Les raisons de trembler, de s'enfermer sous les couvertures à l'hôtel, les rideaux bien tirés, sont partout quand la peur montre les dents. Tout ce monde, là dehors, qui ouvre les bras, reste rempli d'embûches toutes plus séduisantes les unes que les autres.
Séduisantes parce qu'elles composent les plus belles histoires à raconter. Séduisantes parce qu'elles forcent à une débrouillardise et à un contact avec la population locale qui n'ont pas leur pareil.
J'ai appris à éviter les colères. À accepter qu'au premier jour chez l'étranger, je me ferai nécessairement flouer, soit à l'hôtel, soit dans le taxi, soit en payant ma bouteille d'eau trois fois le prix. J'ai appris à rire des malaises provoqués par deux dialectes qui s'entrechoquent sans partager un même son en commun.
Mais il y a un truc qui me rend toujours nerveux. Le visa, cette permission qu'un pays nous accorde de traverser ses frontières, provoque toujours cette profonde envie de soupirer. Pour la bureaucratie. Pour toutes ces cases blanches aux questions parfois indiscrètes. Pour le temps d'étude de notre dossier qui nous fait languir.
Il y a tous ces pays où le visa est offert à la frontière, comme une taxe d'entrée. En Jordanie, en Turquie, au Cambodge, il suffit souvent de demander. Ailleurs, la tâche nécessite un investissement plus important.

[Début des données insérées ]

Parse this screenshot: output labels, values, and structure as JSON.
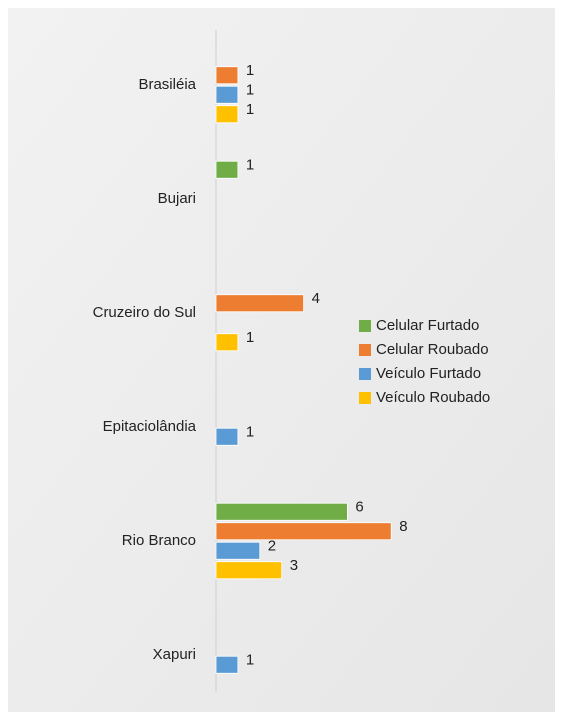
{
  "chart_data": {
    "type": "bar",
    "orientation": "horizontal",
    "categories": [
      "Brasiléia",
      "Bujari",
      "Cruzeiro do Sul",
      "Epitaciolândia",
      "Rio Branco",
      "Xapuri"
    ],
    "series": [
      {
        "name": "Celular Furtado",
        "color": "#70ad47",
        "values": [
          null,
          1,
          null,
          null,
          6,
          null
        ]
      },
      {
        "name": "Celular Roubado",
        "color": "#ed7d31",
        "values": [
          1,
          null,
          4,
          null,
          8,
          null
        ]
      },
      {
        "name": "Veículo Furtado",
        "color": "#5b9bd5",
        "values": [
          1,
          null,
          null,
          1,
          2,
          1
        ]
      },
      {
        "name": "Veículo Roubado",
        "color": "#ffc000",
        "values": [
          1,
          null,
          1,
          null,
          3,
          null
        ]
      }
    ],
    "xlim": [
      0,
      10
    ],
    "legend": "right"
  }
}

Comme pour entrer dans l'empire de Mao, en Chine. Les forums internet relaient les histoires d'horreur. On raconte que la moindre erreur nous vaudra un refus...
Ainsi suis-je arrivé à Hong Kong avec la seule intention de me présenter au bureau des visas, tous les documents exigés bien en main. Vingt minutes de marche au pas de course pour battre l'horloge qui annonce la fermeture des bureaux pour bientôt. Détecteur de métal. Eau confisquée. Une salle pleine de demandeurs.

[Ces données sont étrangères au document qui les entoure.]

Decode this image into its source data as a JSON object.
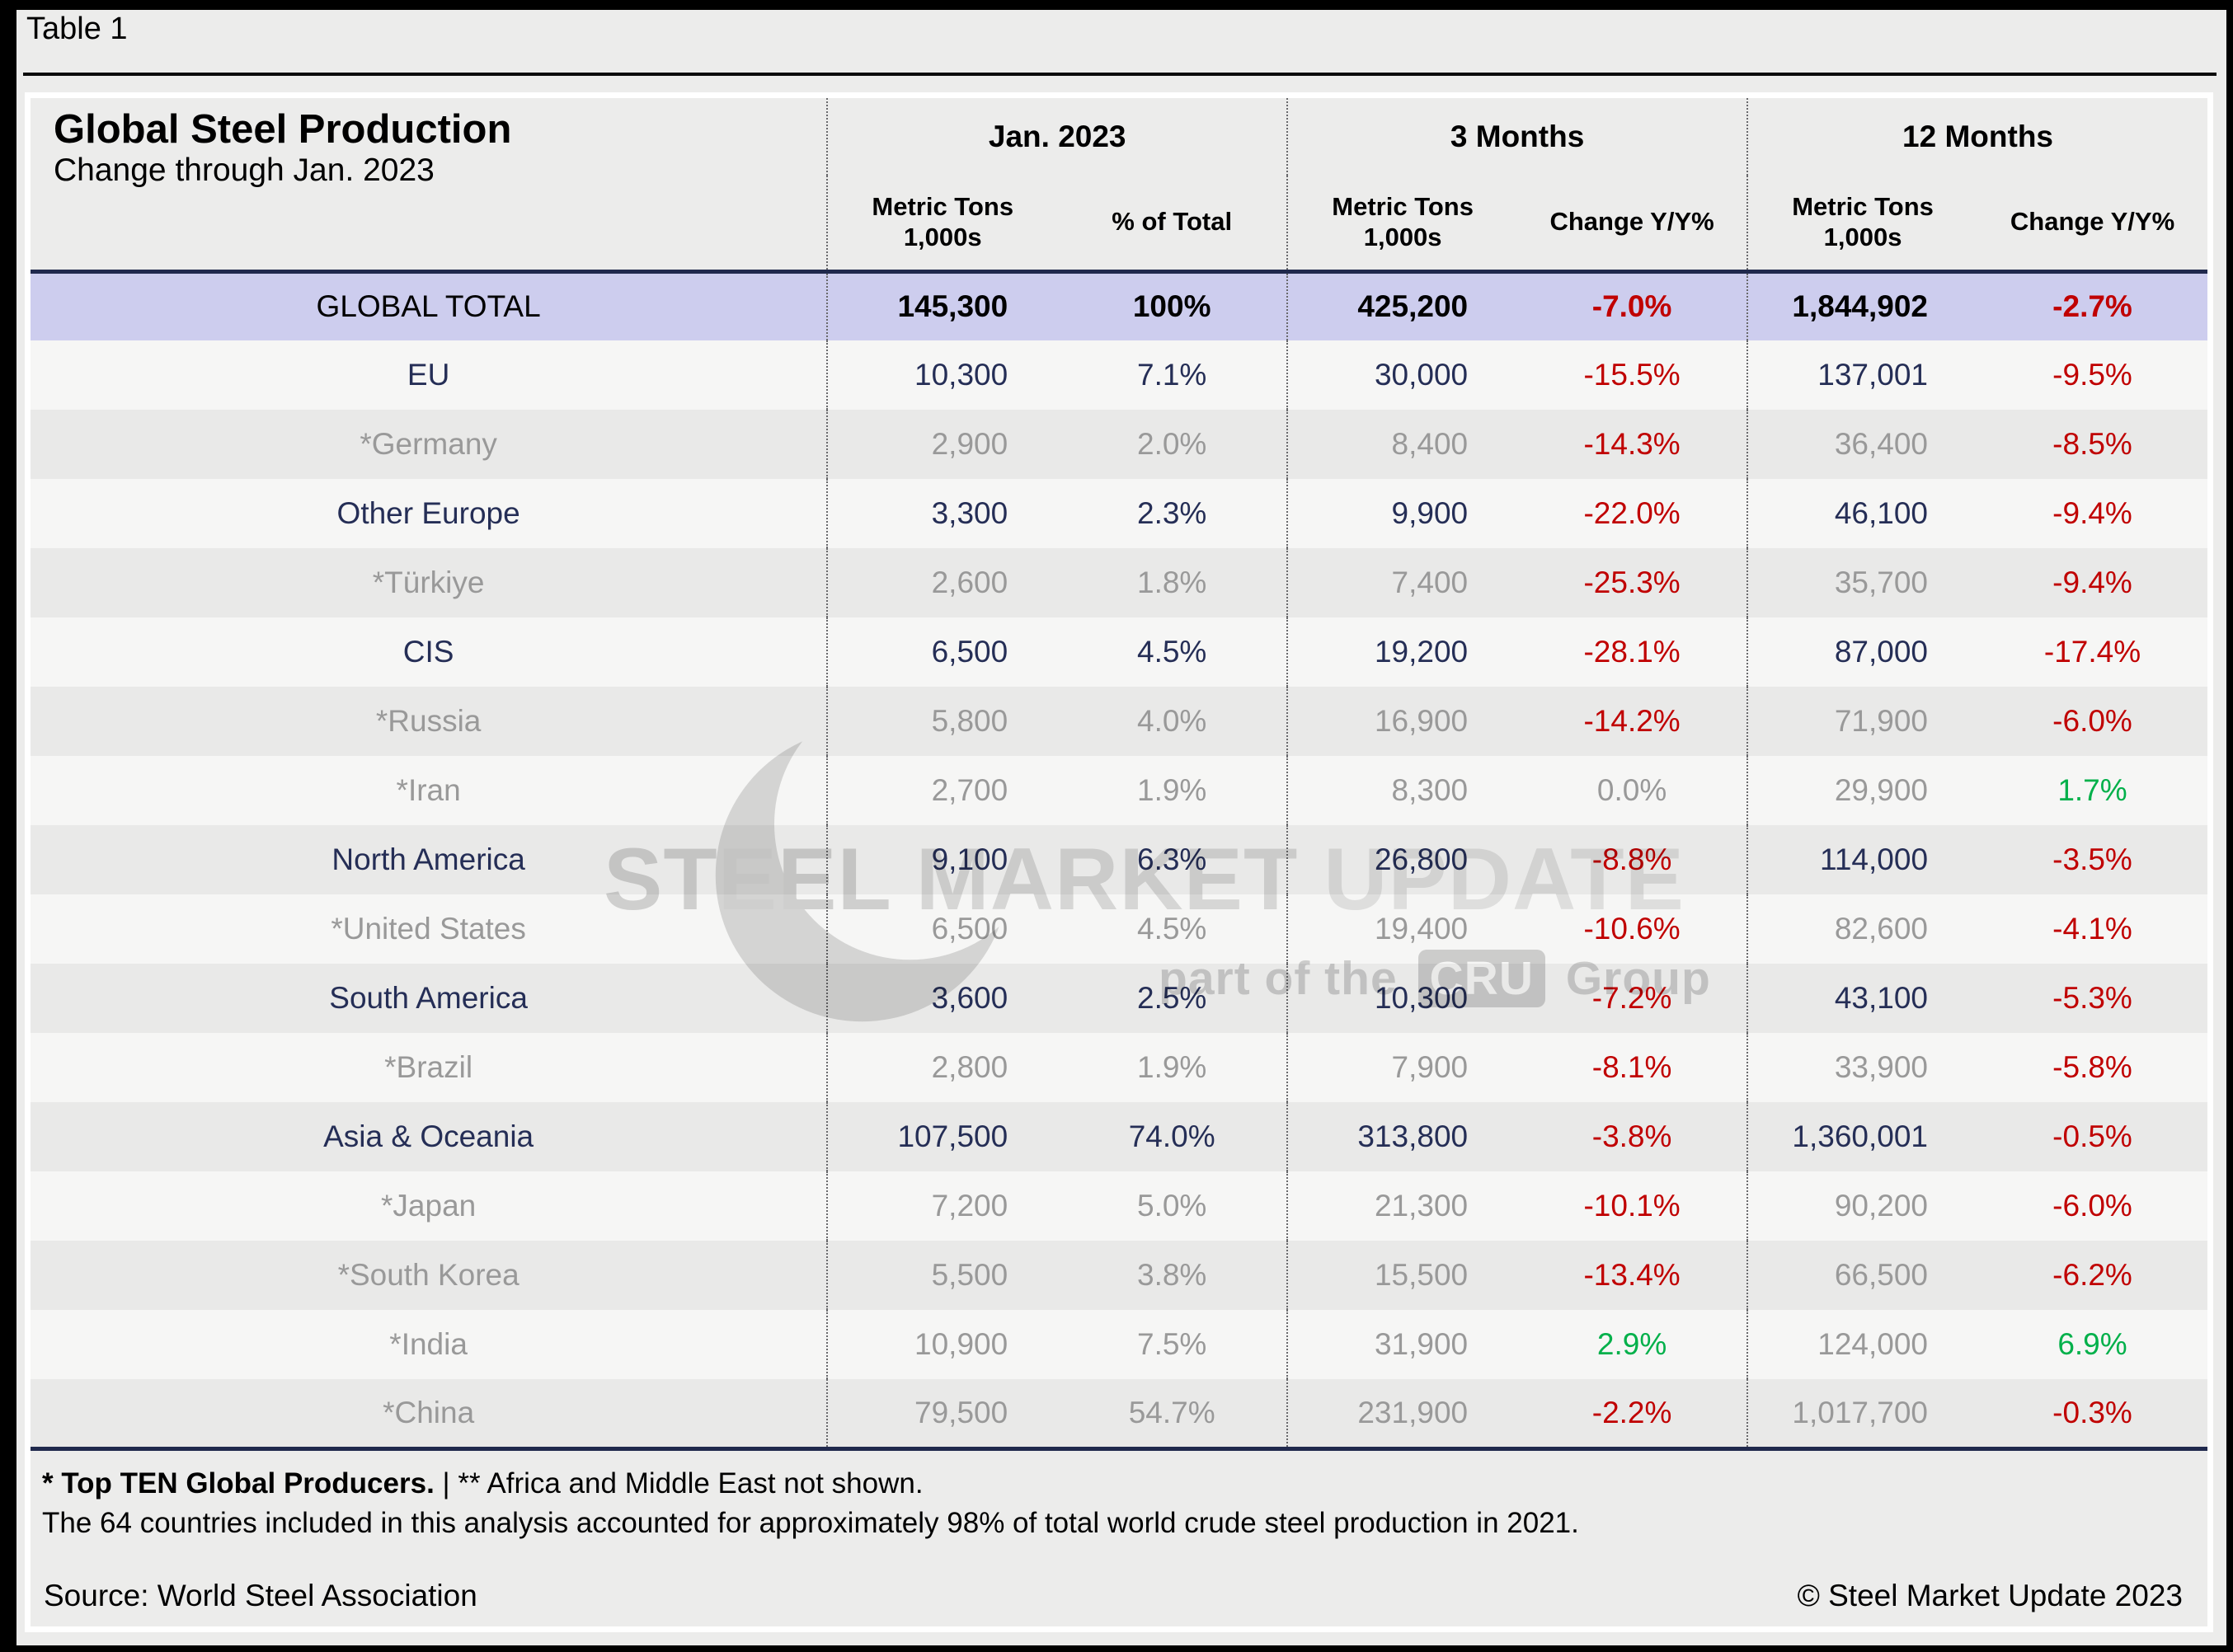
{
  "page": {
    "label": "Table 1"
  },
  "chart_data": {
    "type": "table",
    "title": "Global Steel Production",
    "subtitle": "Change through Jan. 2023",
    "groups": [
      {
        "label": "Jan. 2023",
        "subcols": [
          [
            "Metric Tons",
            "1,000s"
          ],
          [
            "% of Total"
          ]
        ]
      },
      {
        "label": "3 Months",
        "subcols": [
          [
            "Metric Tons",
            "1,000s"
          ],
          [
            "Change Y/Y%"
          ]
        ]
      },
      {
        "label": "12 Months",
        "subcols": [
          [
            "Metric Tons",
            "1,000s"
          ],
          [
            "Change Y/Y%"
          ]
        ]
      }
    ],
    "rows": [
      {
        "label": "GLOBAL TOTAL",
        "type": "total",
        "values": [
          "145,300",
          "100%",
          "425,200",
          "-7.0%",
          "1,844,902",
          "-2.7%"
        ],
        "value_colors": [
          "plain",
          "plain",
          "plain",
          "neg",
          "plain",
          "neg"
        ]
      },
      {
        "label": "EU",
        "type": "region",
        "values": [
          "10,300",
          "7.1%",
          "30,000",
          "-15.5%",
          "137,001",
          "-9.5%"
        ],
        "value_colors": [
          "plain",
          "plain",
          "plain",
          "neg",
          "plain",
          "neg"
        ]
      },
      {
        "label": "*Germany",
        "type": "country",
        "values": [
          "2,900",
          "2.0%",
          "8,400",
          "-14.3%",
          "36,400",
          "-8.5%"
        ],
        "value_colors": [
          "plain",
          "plain",
          "plain",
          "neg",
          "plain",
          "neg"
        ]
      },
      {
        "label": "Other Europe",
        "type": "region",
        "values": [
          "3,300",
          "2.3%",
          "9,900",
          "-22.0%",
          "46,100",
          "-9.4%"
        ],
        "value_colors": [
          "plain",
          "plain",
          "plain",
          "neg",
          "plain",
          "neg"
        ]
      },
      {
        "label": "*Türkiye",
        "type": "country",
        "values": [
          "2,600",
          "1.8%",
          "7,400",
          "-25.3%",
          "35,700",
          "-9.4%"
        ],
        "value_colors": [
          "plain",
          "plain",
          "plain",
          "neg",
          "plain",
          "neg"
        ]
      },
      {
        "label": "CIS",
        "type": "region",
        "values": [
          "6,500",
          "4.5%",
          "19,200",
          "-28.1%",
          "87,000",
          "-17.4%"
        ],
        "value_colors": [
          "plain",
          "plain",
          "plain",
          "neg",
          "plain",
          "neg"
        ]
      },
      {
        "label": "*Russia",
        "type": "country",
        "values": [
          "5,800",
          "4.0%",
          "16,900",
          "-14.2%",
          "71,900",
          "-6.0%"
        ],
        "value_colors": [
          "plain",
          "plain",
          "plain",
          "neg",
          "plain",
          "neg"
        ]
      },
      {
        "label": "*Iran",
        "type": "country",
        "values": [
          "2,700",
          "1.9%",
          "8,300",
          "0.0%",
          "29,900",
          "1.7%"
        ],
        "value_colors": [
          "plain",
          "plain",
          "plain",
          "plain",
          "plain",
          "pos"
        ]
      },
      {
        "label": "North America",
        "type": "region",
        "values": [
          "9,100",
          "6.3%",
          "26,800",
          "-8.8%",
          "114,000",
          "-3.5%"
        ],
        "value_colors": [
          "plain",
          "plain",
          "plain",
          "neg",
          "plain",
          "neg"
        ]
      },
      {
        "label": "*United States",
        "type": "country",
        "values": [
          "6,500",
          "4.5%",
          "19,400",
          "-10.6%",
          "82,600",
          "-4.1%"
        ],
        "value_colors": [
          "plain",
          "plain",
          "plain",
          "neg",
          "plain",
          "neg"
        ]
      },
      {
        "label": "South America",
        "type": "region",
        "values": [
          "3,600",
          "2.5%",
          "10,300",
          "-7.2%",
          "43,100",
          "-5.3%"
        ],
        "value_colors": [
          "plain",
          "plain",
          "plain",
          "neg",
          "plain",
          "neg"
        ]
      },
      {
        "label": "*Brazil",
        "type": "country",
        "values": [
          "2,800",
          "1.9%",
          "7,900",
          "-8.1%",
          "33,900",
          "-5.8%"
        ],
        "value_colors": [
          "plain",
          "plain",
          "plain",
          "neg",
          "plain",
          "neg"
        ]
      },
      {
        "label": "Asia & Oceania",
        "type": "region",
        "values": [
          "107,500",
          "74.0%",
          "313,800",
          "-3.8%",
          "1,360,001",
          "-0.5%"
        ],
        "value_colors": [
          "plain",
          "plain",
          "plain",
          "neg",
          "plain",
          "neg"
        ]
      },
      {
        "label": "*Japan",
        "type": "country",
        "values": [
          "7,200",
          "5.0%",
          "21,300",
          "-10.1%",
          "90,200",
          "-6.0%"
        ],
        "value_colors": [
          "plain",
          "plain",
          "plain",
          "neg",
          "plain",
          "neg"
        ]
      },
      {
        "label": "*South Korea",
        "type": "country",
        "values": [
          "5,500",
          "3.8%",
          "15,500",
          "-13.4%",
          "66,500",
          "-6.2%"
        ],
        "value_colors": [
          "plain",
          "plain",
          "plain",
          "neg",
          "plain",
          "neg"
        ]
      },
      {
        "label": "*India",
        "type": "country",
        "values": [
          "10,900",
          "7.5%",
          "31,900",
          "2.9%",
          "124,000",
          "6.9%"
        ],
        "value_colors": [
          "plain",
          "plain",
          "plain",
          "pos",
          "plain",
          "pos"
        ]
      },
      {
        "label": "*China",
        "type": "country",
        "values": [
          "79,500",
          "54.7%",
          "231,900",
          "-2.2%",
          "1,017,700",
          "-0.3%"
        ],
        "value_colors": [
          "plain",
          "plain",
          "plain",
          "neg",
          "plain",
          "neg"
        ]
      }
    ]
  },
  "footnotes": {
    "fn1_bold": "* Top TEN Global Producers.",
    "fn1_rest": "| ** Africa and Middle East not shown.",
    "fn2": "The 64 countries included in this analysis accounted for approximately 98% of total world crude steel production in 2021.",
    "source": "Source: World Steel Association",
    "copyright": "© Steel Market Update 2023"
  },
  "watermark": {
    "brand": [
      "STEEL",
      "MARKET",
      "UPDATE"
    ],
    "tagline_prefix": "part of the",
    "tagline_box": "CRU",
    "tagline_suffix": "Group"
  },
  "colors": {
    "total_row_lavender": "#cdcdee",
    "negative_red": "#c00000",
    "positive_green": "#00b04a",
    "region_navy": "#252e56",
    "country_gray": "#999999",
    "page_gray": "#ececeb",
    "row_light": "#f6f6f5",
    "row_dark": "#e9e9e8"
  }
}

On voulait tout savoir: les villes à visiter, les pays dans lesquels on s'est posé auparavant, le nom des parents, leur profession, leur lieu de naissance, l'adresse de tous les hôtels où on dormira. Problème! Quand on fait de son sac à dos sa maison, on sait rarement plus de quelques jours à l'avance où on dormira.
Vingt minutes au pas de course vers l'auberge. Vite, trouver l'adresse de quelques hôtels qui sauraient m'héberger. Stress! Ai-je bien compris la seconde question? Dans quelle case faut-il signer?
Troisième «marathon»! Détecteur de métal. Salle toujours bondée.
Au comptoir, en jetant à peine un oeil à mon formulaire, la préposée m'a tendu un reçu. «Revenez dans deux jours pour recevoir votre visa.» Routine, quoi. Soupir!
Idem au consulat du Brésil, au Portugal, où le fait d'avoir en main toute la documentation ne suffit pas. Comme dans «Les douze travaux d'Astérix», on nous ballotte du premier étage au troisième, du deuxième au premier. «Parle pas anglais», qu'on me dit en pointant le comptoir d'information.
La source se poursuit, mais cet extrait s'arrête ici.